In the escheator's Account and Inquisitions from 6 Edward III (1333) to 1 Richard II (1377) in the national record office, Fetter Lane, London, where worlds of information are lying dead, or as good as dead, in stores of ancient MS., Sibilla Sentcler, Co. Somerset, was the subject of an inquisition after death. Her properties were put in list by the escheator, William de Cheyne. She had the third part of Stapleton, Milton, Fauconberge, part of Lymington manor, Todenham manor, Somerton manor, Compton manor, Dowden, etc.

After this the family became even more numerous in the county, and the consequent divisions of fees impoverished the branch gradually, till they passed, chiefly under local names, which were the fashion, among the body of the great English nation, which owes much to the decline of its nobility into the stream of energetic everyday life.
But there were good branches who long held lands.
Sir John Sinclair of the Aldham Sinclairs, Kent, had the custody of Estham for the heir of the wife of William Sinclair of Kyngswoode in Edward III's time, and the beginning of that of Richard II, Laetitia, dying in 1377. Besides Estham she had part of the manor of Castlecary, with the advowson of the chapel on it.
In 20 Richard II (1397), William Seyntclere held Ashebrutell manor, and at the same time Robert held Andredseye manor.
There is a mention of a William Seint Cler in the Rolls of the Treasury, Henry III, Edward I and II, and also of a Nicholas, his brother, as of Somerset. They had a cause at Westminster about land, and Ivo of Ashelond was their fellow defendant.
John of Legyh and Isabella, the wife of Nicholas de Helmunden, recovered some lands from the three in Croukhern. They are not dated closely enough to be fixed in pedigree, and indeed they may be an indirect branch of the main Somerset Sinclairs.
There is much yet to be gathered of these westerns of the Hamo or perhaps, though less likely, of the Britel blood; but for the present their tale must end with Nicolas Seyntcler, miles, who had Alicia as wife, the Calendars of Inquisitions after Death of 19 Edward IV (1480) state.
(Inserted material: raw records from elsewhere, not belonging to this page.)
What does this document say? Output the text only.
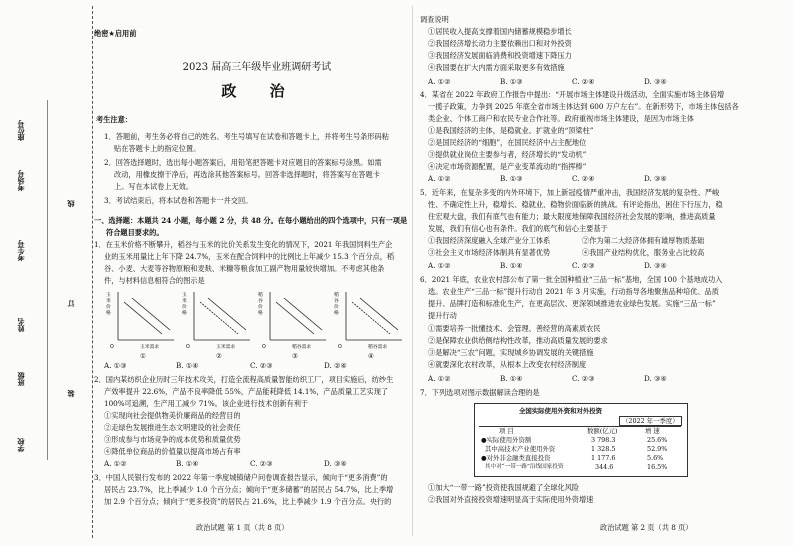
学校
班级
姓名
考生号
考场号
座位号
线
订
装
绝密★启用前
2023 届高三年级毕业班调研考试
政 治
考生注意：
1．答题前，考生务必将自己的姓名、考生号填写在试卷和答题卡上，并将考生号条形码粘
贴在答题卡上的指定位置。
2．回答选择题时，选出每小题答案后，用铅笔把答题卡对应题目的答案标号涂黑。如需
改动，用橡皮擦干净后，再选涂其他答案标号。回答非选择题时，将答案写在答题卡
上。写在本试卷上无效。
3．考试结束后，将本试卷和答题卡一并交回。
一、选择题：本题共 24 小题，每小题 2 分，共 48 分。在每小题给出的四个选项中，只有一项是
符合题目要求的。
1．在玉米价格不断攀升，稻谷与玉米的比价关系发生变化的情况下，2021 年我国饲料生产企
业的玉米用量比上年下降 24.7%，玉米在配合饲料中的比例比上年减少 15.3 个百分点，稻
谷、小麦、大麦等谷物原粮和麦麸、米糠等粮食加工副产物用量较快增加。不考虑其他条
件，与材料信息相符合的图示是
玉
米
价
格
玉米需求
O
玉
米
价
格
玉米需求
O
稻
谷
价
格
稻谷需求
O
稻
谷
价
格
稻谷需求
O
①	②	③	④
A. ①③	B. ①④	C. ②③	D. ②④
2．国内某纺织企业历时三年技术攻关，打造全流程高质量智能纺织工厂，项目实施后，纺纱生
产效率提升 22.6%，产品不良率降低 55%，产品能耗降低 14.1%，产品质量工艺实现了
100%可追溯，生产用工减少 71%。该企业进行技术创新有利于
①实现向社会提供物美价廉商品的经营目的
②走绿色发展推进生态文明建设的社会责任
③形成参与市场竞争的成本优势和质量优势
④降低单位商品的价值量以提高市场占有率
A. ①②	B. ①④	C. ②③	D. ③④
3．中国人民银行发布的 2022 年第一季度城镇储户问卷调查报告显示，倾向于“更多消费”的
居民占 23.7%，比上季减少 1.0 个百分点；倾向于“更多储蓄”的居民占 54.7%，比上季增
加 2.9 个百分点；倾向于“更多投资”的居民占 21.6%，比上季减少 1.9 个百分点。央行的
政治试题 第 1 页（共 8 页）
调查说明
①居民收入提高支撑着国内储蓄规模稳步增长
②我国经济增长动力主要依赖出口和对外投资
③我国经济发展面临消费和投资增速下降压力
④我国要在扩大内需方面采取更多有效措施
A. ①②	B. ①③	C. ②④	D. ③④
4．某省在 2022 年政府工作报告中提出：“开展市场主体建设升级活动，全面实施市场主体倍增
一揽子政策，力争到 2025 年底全省市场主体达到 600 万户左右”。在新形势下，市场主体包括各
类企业、个体工商户和农民专业合作社等。政府重视市场主体建设，是因为市场主体
①是我国经济的主体，是稳就业、扩就业的“顶梁柱”
②是国民经济的“细胞”，在国民经济中占主配地位
③提供就业岗位主要参与者，经济增长的“发动机”
④决定市场资源配置，是产业变革流动的“指挥棒”
A. ①②	B. ①③	C. ②④	D. ③④
5．近年来，在复杂多变的内外环境下，加上新冠疫情严重冲击，我国经济发展的复杂性、严峻
性、不确定性上升，稳增长、稳就业、稳物价面临新的挑战。有评论指出，困住下行压力，稳
住宏观大盘，我们有底气也有能力；最大限度地保障我国经济社会发展的影响，推进高质量
发展，我们有信心也有条件。我们的底气和信心主要基于
①我国经济深度融入全球产业分工体系	②作为第二大经济体拥有雄厚物质基础
③社会主义市场经济体制具有显著优势	④我国产业结构优化，服务业占比较高
A. ①②	B. ①④	C. ②③	D. ③④
6．2021 年底，农业农村部公布了第一批全国种植业“三品一标”基地，全国 100 个基地成功入
选。农业生产“三品一标”提升行动自 2021 年 3 月实施，行动指导各地聚焦品种培优、品质
提升、品牌打造和标准化生产，在更高层次、更深领域推进农业绿色发展。实施“三品一标”
提升行动
①需要培养一批懂技术、会管理、善经营的高素质农民
②是保障农业供给侧结构性改革，推动高质量发展的要求
③是解决“三农”问题，实现城乡协调发展的关键措施
④就要深化农村改革，从根本上改变农村经济制度
A. ①②	B. ①④	C. ②③	D. ③④
7．下列选项对图示数据解读合理的是
全国实际使用外资和对外投资
（2022 年一季度）
项 目	数额(亿元)	增 速
●实际使用外资额	3 798.3	25.6%
其中高技术产业使用外资	1 328.5	52.9%
●对外非金融类直接投资	1 177.6	5.6%
其中对“一带一路”沿线国家投资	344.6	16.5%
①加大“一带一路”投资使我国规避了全球化风险
②我国对外直接投资增速明显高于实际使用外资增速
政治试题 第 2 页（共 8 页）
This is forty-six years after the extinction in the male line of the Aldham Sinclairs of Kent, Sussex, and also of Chiselbergh and other manors in Somerset.
Sir Nicolas Sinclair, in all probability, left heirs to his three properties of Pokeston, Cammelerton, and Churchill. He would, however, by the manors he held, seem to have been of yet another side branch from that in which the Roberts were so numerous.

It is difficult to do sufficient justice to these holders by serjeanty and men of distinction, on the materials yet made available, of which there is good further abundance lying undisturbed, in Fetter Lane and elsewhere, awaiting shape.